Humanismus, laut Lexikon "eine optimistische Einschätzung der Fähigkeit der Menschheit, zu einer besseren Existenzform zu finden". Ja, Chance oder Risiko, Segen oder Fluch? Wie ich am Anfang sagte: Niemand weiß die Antwort. Vielleicht ist es statt des "oder" ein "sowohl als auch". Segen minus Fluch, sozusagen – in der Hoffnung, dass das Ergebnis ein positives Vorzeichen hat. Das Janusköpfige aller Existenz und aller Prozesse, zum Beispiel des "Fortschritts", wird sich auch hier zeigen. Aber im Buch ist es die (gewagte!) These, dass Adam auf dem Weg zu diesem Ziel ist, einer besseren Existenzform für die Menschheit.

KI – auf dem heutigen Stand – ist ja eigentlich maschinelles Lernen. Was hat Adam über das Menschsein gelernt?

Viel, sehr viel. Dass die menschliche Sprache nicht eindeutig ist, sondern schon bei oberflächlicher Betrachtung semantisch schwer zu analysieren. Hinzu kommt der so genannte "Kommunikationseisberg", denn wir sagen oft nicht das, was wir meinen. Außerdem haben wir mindestens drei Gehirne in uns, deren Verarbeitungsergebnisse sich oft widersprechen. Rational entscheiden wir uns für A, handeln aber dann nach B. Im Verlauf des Buches, also seines Lernfortschritts, merkt Adam, dass Menschen nicht rational, nicht vernünftig und oft nicht moralisch handeln.

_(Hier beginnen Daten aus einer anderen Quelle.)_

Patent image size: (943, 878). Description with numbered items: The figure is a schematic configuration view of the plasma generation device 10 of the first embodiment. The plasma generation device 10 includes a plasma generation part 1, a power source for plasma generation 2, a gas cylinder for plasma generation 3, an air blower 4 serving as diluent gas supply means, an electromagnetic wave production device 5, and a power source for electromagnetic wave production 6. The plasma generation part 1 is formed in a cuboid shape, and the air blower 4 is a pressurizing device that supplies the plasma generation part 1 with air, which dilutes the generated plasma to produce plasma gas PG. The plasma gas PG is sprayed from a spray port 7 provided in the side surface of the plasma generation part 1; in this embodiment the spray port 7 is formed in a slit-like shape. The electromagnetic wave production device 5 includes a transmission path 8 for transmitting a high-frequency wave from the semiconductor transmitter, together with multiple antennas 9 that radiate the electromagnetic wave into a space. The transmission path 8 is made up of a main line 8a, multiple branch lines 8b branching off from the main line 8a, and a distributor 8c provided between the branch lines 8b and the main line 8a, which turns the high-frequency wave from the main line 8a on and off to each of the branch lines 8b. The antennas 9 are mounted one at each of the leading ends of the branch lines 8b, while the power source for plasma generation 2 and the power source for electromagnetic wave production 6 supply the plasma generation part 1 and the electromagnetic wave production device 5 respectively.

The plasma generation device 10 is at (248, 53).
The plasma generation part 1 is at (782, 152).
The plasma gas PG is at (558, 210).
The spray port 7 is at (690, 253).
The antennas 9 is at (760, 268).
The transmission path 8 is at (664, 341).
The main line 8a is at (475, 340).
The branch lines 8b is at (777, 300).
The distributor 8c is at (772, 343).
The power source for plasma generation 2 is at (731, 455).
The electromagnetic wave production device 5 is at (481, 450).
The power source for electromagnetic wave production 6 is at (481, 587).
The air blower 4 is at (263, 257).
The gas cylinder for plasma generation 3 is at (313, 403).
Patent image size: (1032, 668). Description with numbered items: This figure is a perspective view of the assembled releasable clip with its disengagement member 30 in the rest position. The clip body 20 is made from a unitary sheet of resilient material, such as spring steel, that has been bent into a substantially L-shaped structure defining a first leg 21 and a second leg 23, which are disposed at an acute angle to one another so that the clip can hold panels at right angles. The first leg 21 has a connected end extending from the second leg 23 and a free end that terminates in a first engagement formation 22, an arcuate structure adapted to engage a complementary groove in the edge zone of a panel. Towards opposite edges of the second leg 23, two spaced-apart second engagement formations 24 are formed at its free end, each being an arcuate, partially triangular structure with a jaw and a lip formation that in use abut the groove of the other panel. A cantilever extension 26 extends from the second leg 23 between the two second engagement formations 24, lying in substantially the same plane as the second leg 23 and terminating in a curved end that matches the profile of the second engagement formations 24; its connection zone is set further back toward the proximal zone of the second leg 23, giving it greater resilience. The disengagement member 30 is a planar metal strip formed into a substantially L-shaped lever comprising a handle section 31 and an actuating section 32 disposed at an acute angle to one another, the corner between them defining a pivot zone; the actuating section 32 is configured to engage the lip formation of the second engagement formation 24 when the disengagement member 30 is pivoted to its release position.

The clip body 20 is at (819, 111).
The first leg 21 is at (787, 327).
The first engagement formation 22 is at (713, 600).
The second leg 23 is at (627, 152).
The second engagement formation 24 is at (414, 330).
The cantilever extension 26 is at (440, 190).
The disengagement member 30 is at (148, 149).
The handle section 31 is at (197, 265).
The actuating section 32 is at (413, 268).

Und zu seiner Überraschung stellt er fest, dass das gerade die Grundlage des Menschseins ist.

Eine Frage habe ich noch: Gegen Ende des Buches deuten Sie an, dass die Vernetzung vieler "Superintelligenzen" wieder einen neuen Qualitätssprung bedeutet. Was meinen Sie damit?

Viele sprechen ja von einer "Superintelligenz", ohne sich Gedanken darüber zu machen, wie sie denn überhaupt aussehen könnte – außer einem Apparat, der die kognitiven Fähigkeiten des Menschen auf sämtlichen Gebieten übertrifft. Man denkt immer nur, die Superintelligenz ist eine gigantische Maschine. Ich glaube, dass das in der bisherigen Diskussion viel zu wenig beachtet wird. Ich stelle sie mir als eine relativ kleine Gruppe von Androiden vor, die untereinander in Realzeit vernetzt sind. Aber wie in menschlichen Gemeinschaften entsteht ein Qualitätssprung erst durch das Zusammenwirken vieler Systeme. Wie wird es erst sein, wenn die KI-Fähigkeiten von Adams Nachfolgern sich exponentiell entwickeln und Tausende von ihnen miteinander vernetzt so kommunizieren, dass jeder die Erfahrungen und Erkenntnisse der anderen teilt? Ist das die Intelligenzexplosion, die "Superintelligenz", vor der so viele Fachleute gewarnt haben? Die Antwort auf diese Fragen steht auf dem Grabstein des Mathematikers David Hilbert: "Wir müssen wissen. Wir werden wissen."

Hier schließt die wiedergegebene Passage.